Ibase – Em que estágio está o trabalho escravo no Brasil? Há algum avanço em relação ao passado?

Frei Xavier Plassat – A escravidão por dívida permanece flagelando os grupos mais vulneráveis da população rural brasileira. O perfil das vítimas é de trabalhadores rurais sem-terra, na faixa de 17 a 50 anos, freqüentemente indocumentados e analfabetos. Pela estrita necessidade de sustentar suas famílias, são coagidos a buscar uma saída na migração temporária e no aliciamento, aceitando ou indo atrás de qualquer empreitada. O perfil dos escravistas modernos é de pecuaristas e fazendeiros do agronegócio que usam e abusam de uma pseudo-terceirização, por meio dos chamados "gatos", para impor uma superexploração e até cativeiro, em condições degradantes difíceis de se imaginar em pleno século XXI. Em 11 anos, foram libertados mais de 20 mil escravos explorados no desmatamento da Amazônia, na produção de carvão vegetal para a siderurgia ou nas lavouras do moderno agronegócio. Cerca de 250 casos são noticiados por ano, envolvendo 8 mil trabalhadores, de um total anual estimado entre 25 mil e 40 mil. Dos mais de 600 proprietários rurais já flagrados desde 1995, nenhum foi para cadeia a não ser de forma temporária, nenhum teve a propriedade confiscada e muitos reincidiram.

Ibase – A adoção do Plano Nacional de Erradicação do Trabalho Escravo, em 2003, teve resultados?

Frei Xavier Plassat – Sim. Resultou em avanços importantes na fiscalização e na punição, bem como na divulgação desta realidade por meio de campanhas educativas e de iniciativas de mobilização social. No entanto, esses esforços – iniciados em 1995 e ampliados em 2003 – não alcançaram os resultados prometidos. O primeiro motivo é que várias das medidas não foram implementadas. A aprovação do projeto de emenda à Constituição, que prevê, em benefício da reforma agrária, o confisco das terras de escravistas, está atolado até hoje no Congresso, por determinação da bancada ruralista e anuência do governo; o Supremo Tribunal Federal, até o final de 2006, mantinha sem definição a crucial questão da competência para julgar o crime de "trabalho análogo ao de escravo" – se cabe à Justiça Federal ou à Justiça comum. Essa persistente indefinição tem garantido a impunidade de quem comete o crime.
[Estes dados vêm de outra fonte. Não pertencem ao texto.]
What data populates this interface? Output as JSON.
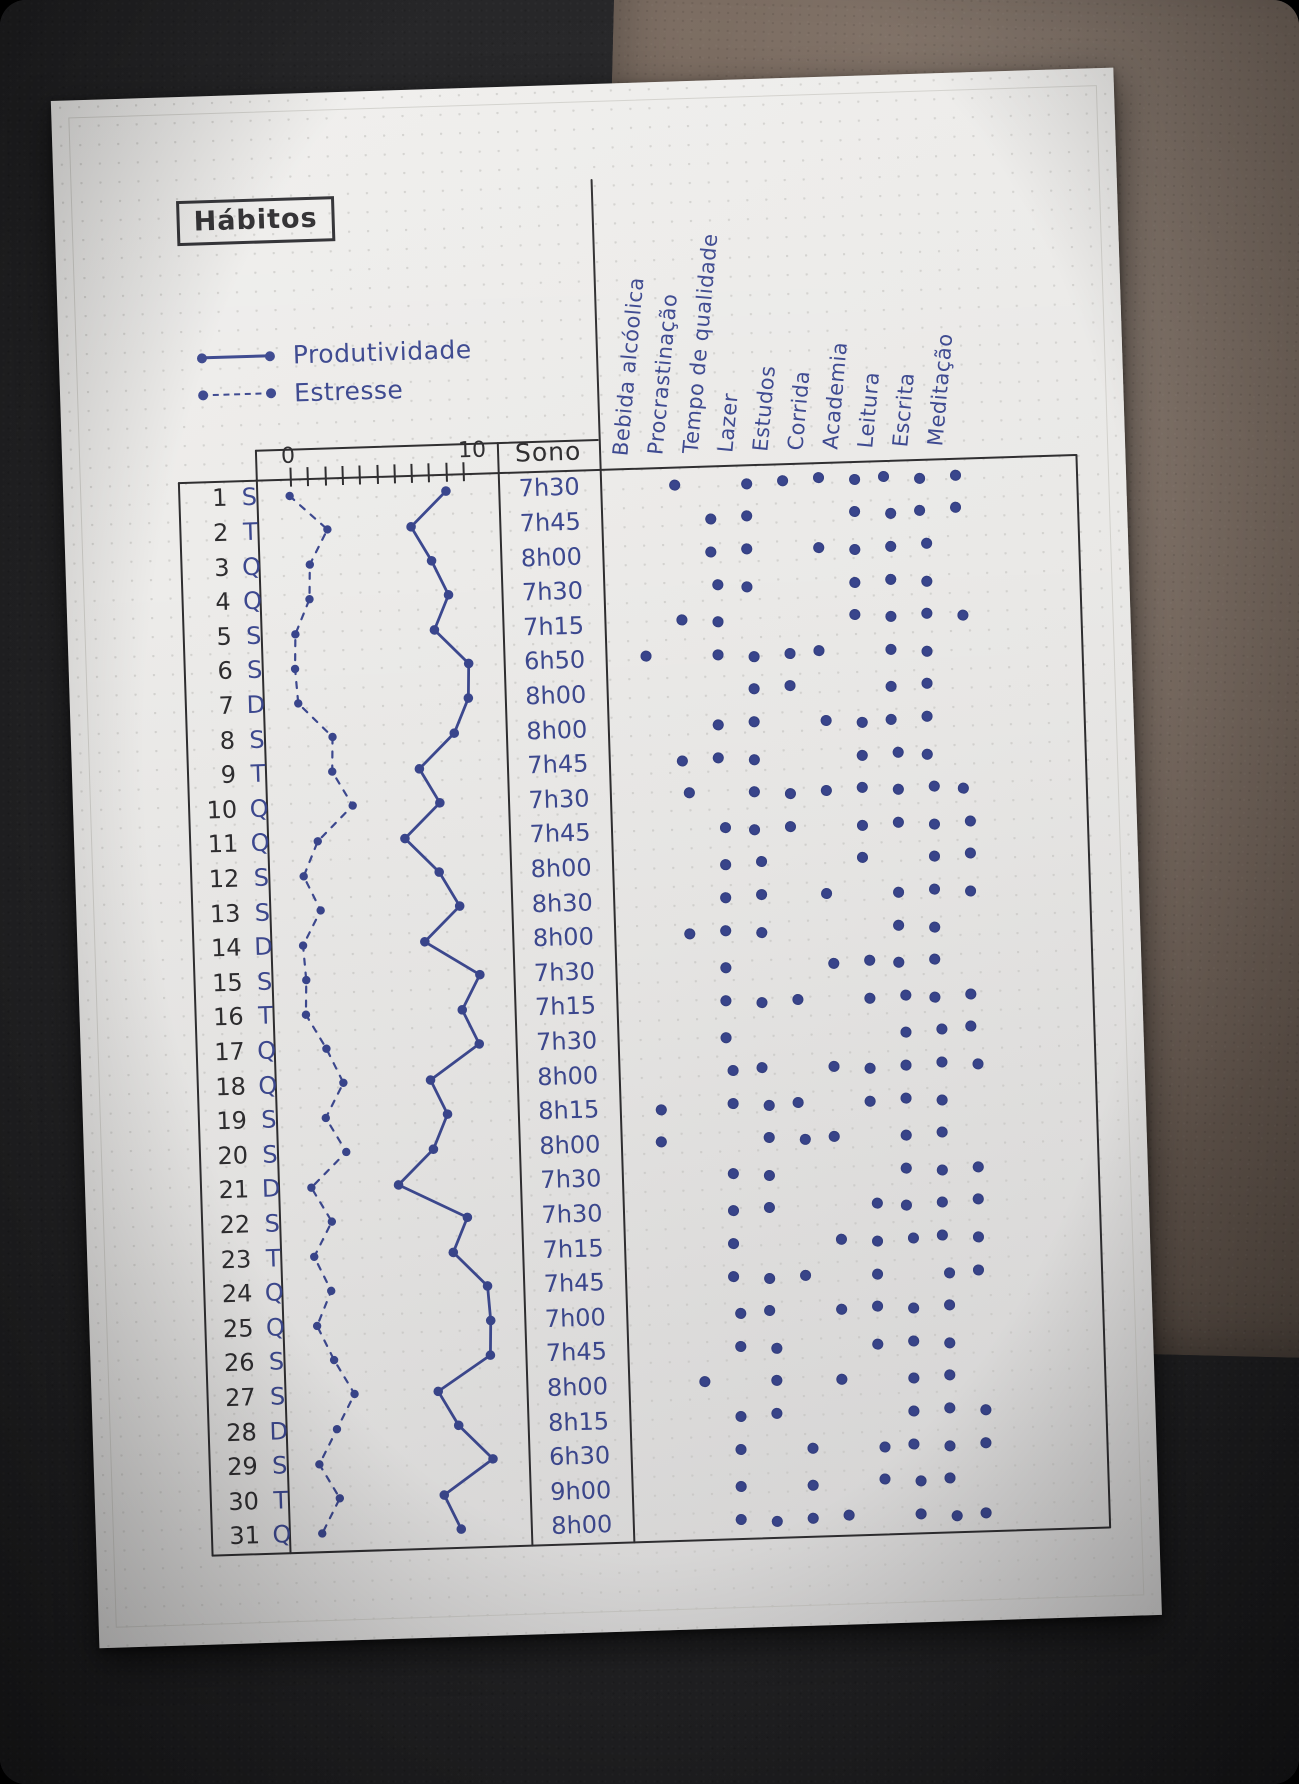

O mesmo STF até hoje protela a confirmação do princípio constitucional da desapropriação de imóveis rurais que descumprem sua função social trabalhista ou ambiental. E mais: a paralisia da reforma agrária e a crescente submissão do governo às exigências do agronegócio tornaram-se sérios obstáculos à geração de empregos decentes no campo, dificultando a emergência de uma agricultura camponesa forte, empenhada na segurança alimentar do país, no respeito aos recursos naturais, na inclusão social e na dignidade do trabalho. É tempo de questionar, com força, o modelo de crescimento imposto ao país, a base de monocultivos para exportação. Economicamente questionável, este modelo que o governo pretende agora ‘acelerar' tem sido concentrador, excludente, predador, além de escravizador.

Ibase – Quais os estados que mais sofrem com esse tipo de violência?

Frei Xavier Plassat – Depende do critério escolhido: há número de denúncias de trabalho escravo identificadas, número das que são fiscalizadas, número de trabalhadores que constam nas denúncias e a dos que chegam a ser libertados. Uma amostra está na lista suja publicada pelo governo a cada semestre desde o final de 2003.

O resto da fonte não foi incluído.